Novel genomic approaches unravel genetic architecture of complex traits in apple

Abstract

Background: Understanding the genetic architecture of quantitative traits is important for developing genome-based crop improvement methods. Genome-wide association study (GWAS) is a powerful technique for mining novel functional variants. Using a family-based design involving 1,200 apple (Malus × domestica Borkh.) seedlings genotyped for an 8K SNP array, we report the first systematic evaluation of the relative contributions of different genomic regions to various traits related to eating quality and susceptibility to some physiological disorders. Single-SNP analyses models that accounted for population structure, or not, were compared with models fitting all markers simultaneously. The patterns of linkage disequilibrium (LD) were also investigated.
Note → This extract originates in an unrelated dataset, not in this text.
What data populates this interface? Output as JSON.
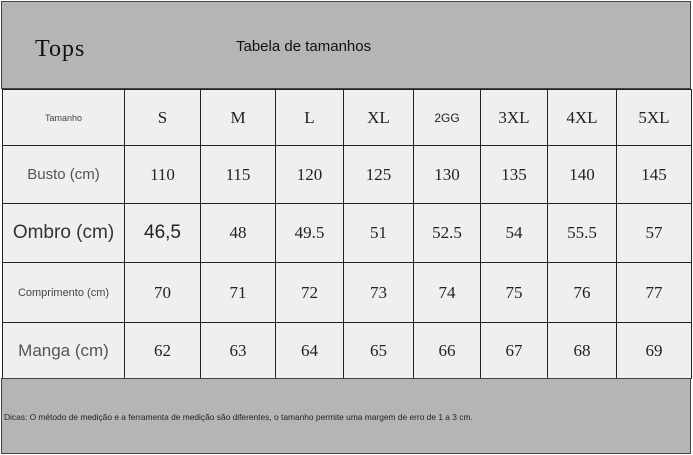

Results: A high degree of LD even at longer distances between markers was observed, and the patterns of LD decay were similar across successive generations. Genomic regions were identified, some of which coincided with known candidate genes, with significant effects on various traits. Phenotypic variation explained by the loci identified through a whole-genome scan ranged from 3% to 25% across different traits, while fitting all markers simultaneously generally provided heritability estimates close to those from pedigree-based analysis. Results from 'Q+K' and 'K' models were very similar, suggesting that the SNP-based kinship matrix captures most of the underlying population structure. Correlations between allele substitution effects obtained from single-marker and all-marker analyses were about 0.90 for all traits. Use of SNP-derived realized relationships in linear mixed models provided a better goodness-of-fit than pedigree-based expected relationships. Genomic regions with probable pleiotropic effects were supported by the corresponding higher linkage group (LG) level estimated genetic correlations.

Conclusions: The accuracy of artificial selection in plants species can be increased by using more precise marker-derived estimates of realized coefficients of relationships. All-marker analyses that indirectly account for population- and pedigree structure will be a credible alternative to single-SNP analyses in GWAS. This study revealed large differences in the genetic architecture of apple fruit traits, and the marker-trait associations identified here will help develop genome-based breeding methods for apple cultivar development.

Figure 1

Principal component analysis plot of the first two components of 1,120 individuals derived from their SNP genotypes. Pedigree-based grouping (i.e. full-sib families) is also depicted in different colors.

Figure 2

Proportion of phenotypic variation explained (${\mathbf{R}}_{\mathit{LR}}^{\mathbf{2}})$by using SNP-based (green color) and pedigree-based (blue color) coefficient of relationships (in Equation 1) for various apple fruit traits (FF: fruit firmness; WCI: weighted cortical intensity; IB: internal browning; TA: titratable acidity; CR: fruit splitting; BP: bitter pit).

Figure 3

Genome-wide average LD decay estimated from first generation (n=1,120) and second generation (n=1,600) individuals.

Figure 4

Manhattan plots of the –log₁₀(p) values for various apple fruit traits (FF: fruit firmness; WCI: weighted cortical intensity; IB: internal browning; TA: titratable acidity; CR: fruit splitting; BP: bitter pit) from a genome-wide scan are plotted against position on each of 17 linkage groups (represented by different colours). Grey horizontal line indicates the genome-wide significance threshold.

Figure 5

Quantile-quantile plot of the observed and expected –log₁₀(p) values for various traits (FF: fruit firmness; WCI: weighted cortical intensity; BR: internal browning; TA: titratable acidity; CR: fruit splitting; BP: bitter pit) from a genome-wide scan. The values exceeding the genome-wide significance threshold are highlighted in green colour.

Figure 6

Relationship between single nucleotide polymorphism (SNP) allele substitution effects obtained from single-SNP (y-axis) and all-SNP (x-axis) analysis. Correlation coefficient (r) is also shown for each trait.

Figure 7

Linkage group-level and whole genome-level (the dotted horizontal red line) estimated genetic correlation (r_g) between two pairs of traits. A: weighted cortical intensity (WCI) and internal browning (IB); B: fruit splitting (CR) and bitter pit (BP).

Figure 8

Power of detecting marker-trait association for various parameters: sample size =1,120; Linkage disequilibrium (r²) = 0.25; QTL size = 2% of phenotypic variation; Marker (p) and QTL (q) allele frequency = 0.50 or 0.20; Narrow-sense heritability (h²) = 0.15 and 0.40.